Hay por lo menos 25 cosas que pensé estaría haciendo en estas fechas, la gente no se equivoca cuando dice que la vida es eso que pasa cuando haces planes. Los míos hoy están guardados con llave en un cajón y no pienso/quiero volver a ponerlos sobre la mesa por un buen tiempo.

Cuando empiezas a trazar una nueva ruta, te das cuenta de que hay cosas que te hacen falta y que nunca te has detenido a reparar en ello.   Así fue como el sábado pasado, envalentonada por mis dos hermanas, compré mi primer caja de herramientas.

He de confesar que para mí la Tlapalería es un universo fantástico paralelo en donde habitan todas aquellas cosas que nunca me han importado pero sin las que evidentemente no se puede vivir. Y es que para una persona tan distraída como yo, las herramientas son un arma letal.

Les tengo tanto respeto que me dan miedo, esa es la palabra, miedo. En cuanto a menesteres del hogar, lo mío siempre ha sido la limpieza y la cocina. Estas manos no son de trabajo rudo, pero están aprendiendo a hacerlo.

Los primeros martillazos que dí oficialmente en mi nueva vida fueron contra una mesita de centro, armarla parecía cosa de niños.   El instructivo claramente tenía 3 “simples” pasos que nunca pude completar. El problema no fue la falta de ayuda porque ahí estaban mis hermanas para descifrarlo, tampoco fue que empecé a hacerlo a las 10 de la noche y que los vecinos de abajo se quejaron a los 5 minutos de haber empezado; y definitivamente no fue el mensaje del vecino que vive exactamente arriba de mí preguntando si era yo la que estaba martilleando o si era el regreso del furioso instalador de Prodigy que se quedó hasta las 11 de la noche el día anterior en casa.   El verdadero problema es no asumir que hay cosas para las que no estamos hechos.

Ayer vino Don Beto (el carpintero de confianza) a armar la mesita. Tardó exactamente 5 minutos y no necesitó darle ni un solo golpe.

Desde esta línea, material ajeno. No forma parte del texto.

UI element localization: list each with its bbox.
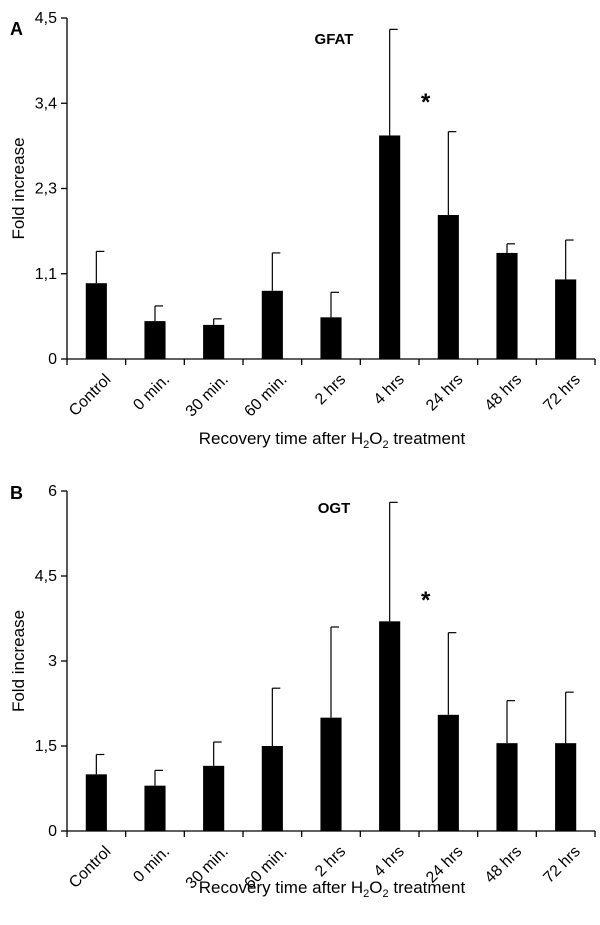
bar — [261, 290, 283, 359]
x-axis-title: Recovery time after H2O2 treatment — [199, 429, 466, 451]
x-axis-title-part: Recovery time after H — [199, 429, 363, 448]
bar — [496, 743, 518, 831]
x-axis-title-part: Recovery time after H — [199, 878, 363, 897]
y-tick-label: 3,4 — [35, 95, 57, 112]
y-tick-label: 0 — [48, 823, 57, 840]
significance-marker: * — [421, 587, 431, 614]
bar — [437, 714, 459, 831]
x-tick-label: 0 min. — [130, 843, 173, 886]
x-axis-title-subscript: 2 — [383, 439, 389, 451]
x-tick-label: 72 hrs — [540, 371, 583, 414]
y-tick-label: 1,5 — [35, 738, 57, 755]
panel-letter: A — [10, 19, 23, 39]
x-axis-title-part: treatment — [389, 878, 466, 897]
bar — [144, 321, 166, 359]
bar — [144, 785, 166, 831]
significance-marker: * — [421, 89, 431, 116]
x-tick-label: 2 hrs — [312, 843, 349, 880]
x-axis-title-subscript: 2 — [363, 888, 369, 900]
bar — [379, 135, 401, 359]
x-tick-label: 4 hrs — [371, 843, 408, 880]
y-tick-label: 4,5 — [35, 10, 57, 27]
x-tick-label: 4 hrs — [371, 371, 408, 408]
bar — [320, 717, 342, 831]
y-tick-label: 1,1 — [35, 266, 57, 283]
x-tick-label: 72 hrs — [540, 843, 583, 886]
y-tick-label: 0 — [48, 351, 57, 368]
bar — [320, 317, 342, 359]
panel-letter: B — [10, 483, 23, 503]
bar — [555, 743, 577, 831]
panel-a: 0 1,1 2,3 3,4 4,5 Control 0 min. 30 min. 60 min.… — [9, 10, 596, 451]
x-tick-label: Control — [66, 843, 114, 891]
y-axis-title: Fold increase — [9, 137, 28, 239]
bar — [203, 324, 225, 359]
bar — [437, 215, 459, 359]
chart-title: GFAT — [315, 31, 354, 48]
chart-title: OGT — [318, 500, 351, 517]
x-tick-label: 24 hrs — [423, 371, 466, 414]
x-axis-title-subscript: 2 — [383, 888, 389, 900]
bar — [555, 279, 577, 359]
bar — [85, 283, 107, 359]
x-tick-label: 30 min. — [183, 371, 232, 420]
x-axis-title-part: O — [369, 429, 382, 448]
x-tick-label: 48 hrs — [482, 371, 525, 414]
y-axis-title: Fold increase — [9, 610, 28, 712]
x-axis-title: Recovery time after H2O2 treatment — [199, 878, 466, 900]
y-tick-label: 3 — [48, 653, 57, 670]
bar — [261, 746, 283, 831]
x-tick-label: 48 hrs — [482, 843, 525, 886]
y-tick-label: 2,3 — [35, 181, 57, 198]
bar — [203, 765, 225, 831]
x-axis-title-subscript: 2 — [363, 439, 369, 451]
x-tick-label: 2 hrs — [312, 371, 349, 408]
y-tick-label: 6 — [48, 483, 57, 500]
x-axis-title-part: O — [369, 878, 382, 897]
x-tick-label: 0 min. — [130, 371, 173, 414]
x-tick-label: Control — [66, 371, 114, 419]
x-axis-title-part: treatment — [389, 429, 466, 448]
y-tick-label: 4,5 — [35, 568, 57, 585]
bar — [496, 252, 518, 359]
x-tick-label: 60 min. — [241, 371, 290, 420]
bar — [85, 774, 107, 831]
bar — [379, 621, 401, 831]
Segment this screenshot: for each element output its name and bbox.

Yo no estoy hecha para la carpintería ni el bricolaje, pero estoy dispuesta a aprenderlo por el mero sentimiento de liberación que provoca dar un martillazo y ver cómo las cosas se rompen o afianzan gracias a tu propia fuerza, un poco lo que está pasando por mis rumbos…

Hoy volví a abrir mi caja de herramientas y cambié sola un foco, obviamente, no las necesité para absolutamente nada, pero me dio paz el simple hecho de tenerlas cerca.   El martillo, desarmador, cúter, clavos y tornillos estamos haciéndonos amigos, auguro muy buenos tiempos juntos.